タバコはダメ

妊活中というのは妊娠を実際にしている状態ではないので、タバコを吸っていたとしてもその影響が今後お腹に来てくれた胎児に「直接影響」することはほぼありません。例えば今日タバコを吸っていて、半年後にどうにか禁煙することができて、1年後に妊娠したとすると、今日のタバコの影響が1年後の妊娠でお腹に来てくれた胎児に直接影響をすることはほぼない、ということです。

では妊活中にタバコを吸うことは本当に大丈夫なのでしょうか?

妊娠中のタバコは絶対絶対NGですが妊活中は?


冒頭で、今日の喫煙が1年後の妊娠に直接影響をすることはほぼないとお伝えしましたが、これは飽くまで「直接的な」影響についてです。

実際にはタバコの喫煙は妊娠しやすさに影響を与えるので、妊娠をしたいと考えているなら端から喫煙はしない方が良いのです。というのも、タバコに含まれるニコチンやその他の有毒物質と言うのは、女性ホルモンであるエストロゲンやプロゲステロンの産生を抑え、さらには卵子の遺伝子異常を引き起こしやすくなることが分かっているからです。

つまり、タバコの喫煙は卵子の老化に繋がっていってしまいます。


そのことに加えて、喫煙者と非喫煙者を比べると、喫煙者の方が閉経が早くなる傾向があるので、高齢出産が通常になっている現代では、妊娠可能な期間を長く持つためにも、タバコは絶対にすすめられないのです。


栄養の吸収も悪くなる


またタバコを吸うだけで抗酸化作用のあるビタミンCがどんどん破壊されてしまいます。
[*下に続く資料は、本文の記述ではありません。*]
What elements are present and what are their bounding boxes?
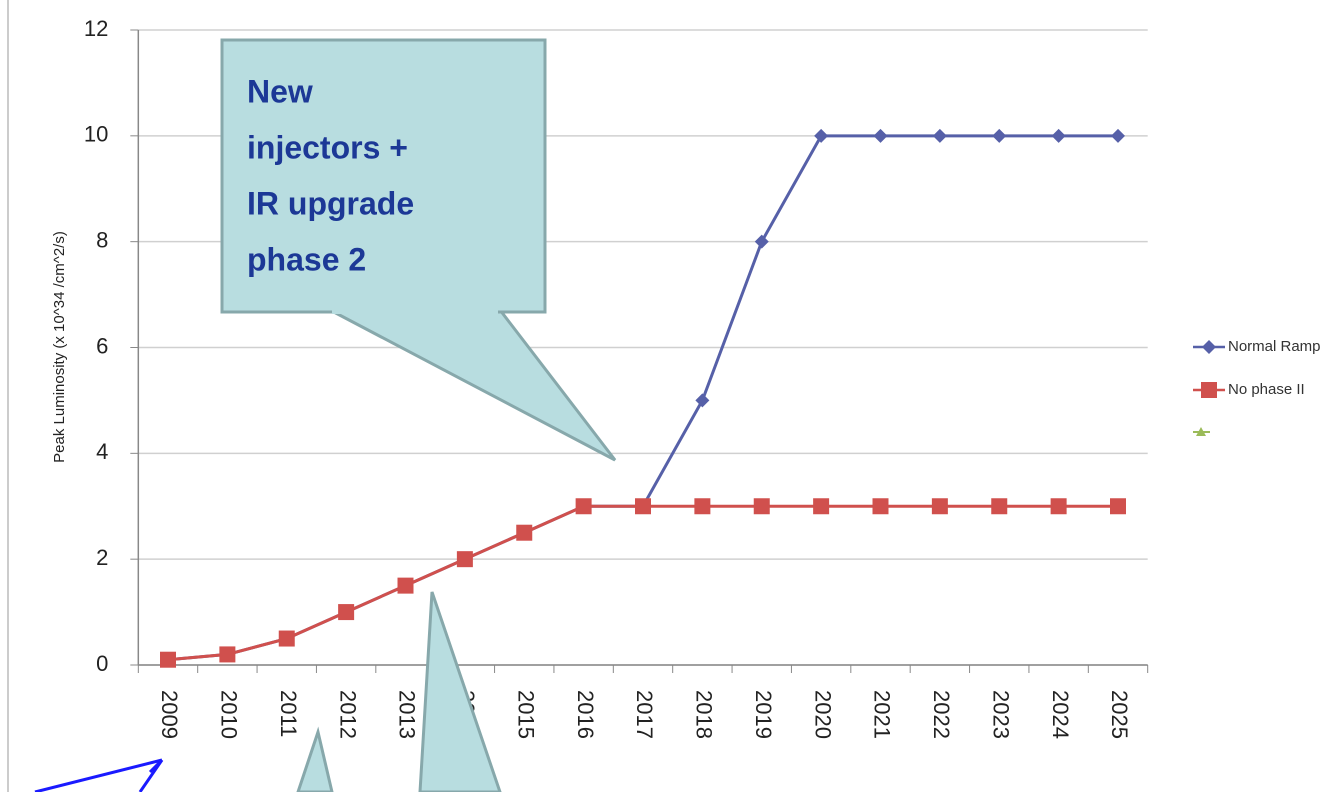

栄養バランスを考えて食事をしても、タバコを吸うことによって、その栄養の吸収率が下がってしまい、活性酸素が増えたり、体を冷やしたりと、妊活においては、デメリットばかりです。妊活のために葉酸サプリを飲んでいても、当然タバコによって吸収が阻害されてしまいます。

女性の喫煙だけでなく


現代は社会的風潮が喫煙方向にあるので、同じ空間でも分煙がすすんでいて、タバコの煙が嫌であれば避けることもできます。

しかし家族内に喫煙者がいたりする場合は、どう避けてもタバコの煙を浴びてしまう時間は増えますね。実際にはタバコは自分自身が吸い込むタバコの煙より、周りの人が吸ってしまう副流煙の方が害が大きいと言われています。ですから妊活中の人は同居する家族やパートナーが喫煙者である時は、その人にも協力を求めるか、自分が行動を起こしてタバコの煙を吸わないようにするのが大事です。

しかしパートナーに関しては、その人の子どもを妊娠するために妊活しているわけなので、協力というよりむしろ率先してタバコを止めるなり、妊活中の女性の近くで吸わないように配慮をすることが何より大切になってくるでしょう。

タバコをやめられない場合


妊活中、どうしてもタバコをやめられない場合は、禁煙外来にいくのも一つです。タバコをやめるというのは、ダイエットと同じで意志の強さだけではどうにもならない事があります。ニコチンが体から抜けるには、半年から1年と言われているため、時間がかかるんですよね。最低でも、妊娠する3ヶ月前には、タバコはやめておいて欲しいです。

ですので、思い切って、禁煙外来に行ってタバコをやめられるように、協力してもらうといいでしょう。